How do you know if you’ve got an incompetent agent?
They leave you to fend for yourself. That’s what happened in Central Florida recently, when a series of hurricanes bore down on the region. One client I knew of was left in the lurch – no hotel room, no flight out – by an agent. Sure, it would have taken a little extra work to get the traveler into a hotel and rebooked on a flight. Instead, the agent pocketed the commission or fee and moved on to the next sale.
They don’t act as your advocate. When one cruise passenger inadvertently got stuck with extra luggage after a vacation – and was accused of theft – one travel agent I know let the client work it out alone. Worse, the agent called the cruise line and they said that he might be an accessory to theft. The traveler had to drive three hours to return the luggage. Thanks for nothing.
They don’t pay attention to the details. True story: One traveler I know of saved up for a once-in-a-lifetime trip to Jamaica and even splurged on the upgraded room with a fantastic view. But the hotel was oversold and when the agent found out, he did nothing – leaving the hotel guest with substandard accommodations with a stunning view of … a dumpster. Some special vacation that turned out to be.
In this day of book-it-yourself Web sites, travel agents have to set themselves apart from the competition with their service.

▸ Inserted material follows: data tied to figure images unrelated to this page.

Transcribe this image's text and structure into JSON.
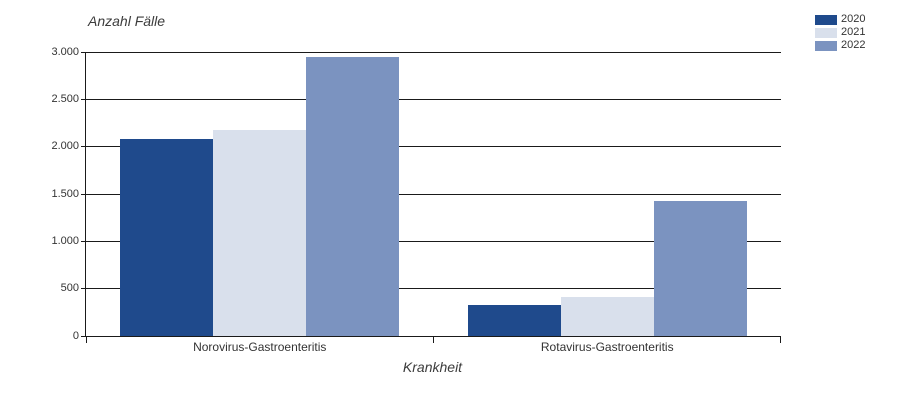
{
  "chart_data": {
    "type": "bar",
    "title": "Anzahl Fälle",
    "xlabel": "Krankheit",
    "ylabel": "Anzahl Fälle",
    "categories": [
      "Norovirus-Gastroenteritis",
      "Rotavirus-Gastroenteritis"
    ],
    "series": [
      {
        "name": "2020",
        "color": "#1f4a8c",
        "values": [
          2080,
          330
        ]
      },
      {
        "name": "2021",
        "color": "#d9e0ec",
        "values": [
          2180,
          410
        ]
      },
      {
        "name": "2022",
        "color": "#7b93c0",
        "values": [
          2950,
          1430
        ]
      }
    ],
    "ylim": [
      0,
      3000
    ],
    "yticks": [
      0,
      500,
      1000,
      1500,
      2000,
      2500,
      3000
    ],
    "ytick_labels": [
      "0",
      "500",
      "1.000",
      "1.500",
      "2.000",
      "2.500",
      "3.000"
    ],
    "grid": true,
    "legend_position": "top-right",
    "legend_entries": [
      "2020",
      "2021",
      "2022"
    ],
    "colors": {
      "grid": "#1a1a1a",
      "axis": "#1a1a1a",
      "text": "#333333"
    }
  }
}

There are years of contacts and connections at an agent’s disposal. Even the greenest agent has colleagues; and from my experience, most agents are willing to share their connections for the mutual benefit of the client. I can’t fathom that some still believe they will survive simply because they’re already here.
A travel agent’s fee or commission is worth every penny – provided he or she is working for you. If not, then it’s time to look for someone who will.